More common? What are the ethics regarding a military veteran's concurrent resistance to his country's fight in another country?
Another report shares that Goodrich founded
"Iraq Veterans Against War"
He is listed on the web page as one of the founding members:
Tim’s unit deployed overseas to provide direct combat support for operations in Afghanistan and to participate in a bombing campaign in Iraq leading up to the official invasion in March 2003. After finishing his enlistment, Tim visited Iraq as part of a civilian fact-finding delegation in January of 2004.
Any veteran is well within his rights to protest a war. He also has the choice to absorb the consequences for not going to war.
But when an anti-war veteran wants to hide this information and pretend to be pro-military,
plus hide his numerous left-wing donations, I draw the line.
One liberal voter did six years ago.
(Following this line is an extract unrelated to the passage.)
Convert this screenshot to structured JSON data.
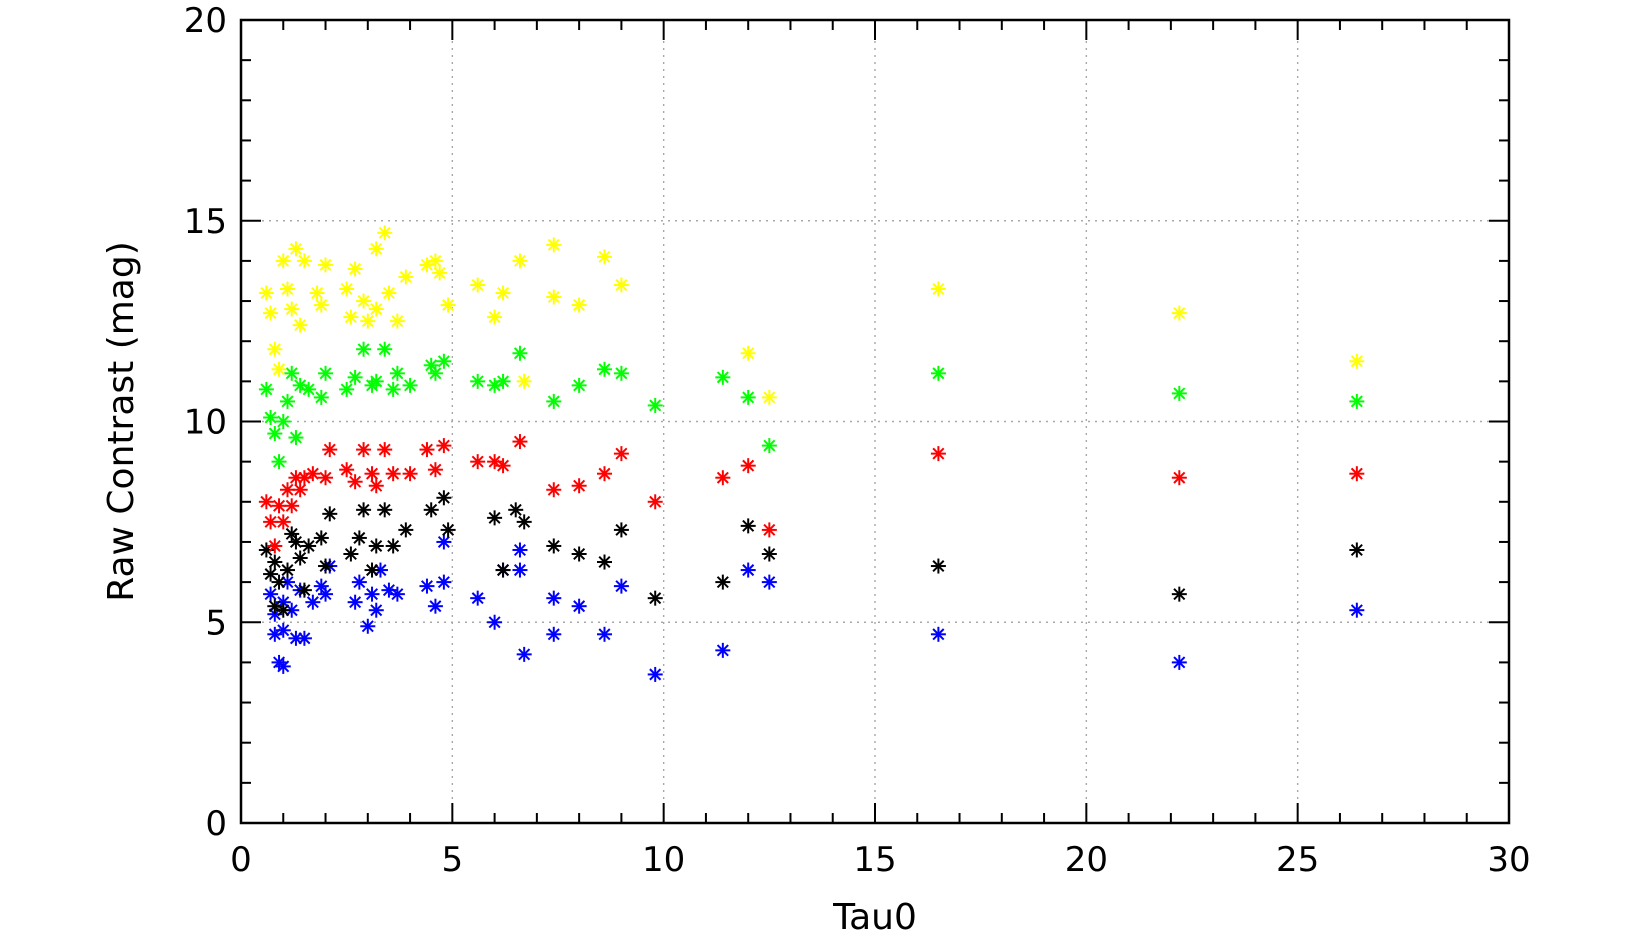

Lately, Goodrich mailers have a question mark with "Who is Tim Goodrich?" labeled in the cover, yet even those brochures do not reveal Goodrich's leftist aspirations, which are simply too extreme for the South Bay, and Torrance in particular.
How will other voters in Torrance will react to Goodrich's connections with open opposition to the war in Iraq as well as the obscene amount of union money his campaign is taking in?
Let us hope they learn fast, and vote for other candidates who better represent the voice and values of Torrance residents: Tom Brewer for Mayor, Leilani Kimmel-Dagostino, Aurelio Mattucci, Clint Paulson, and Alex See for City Council.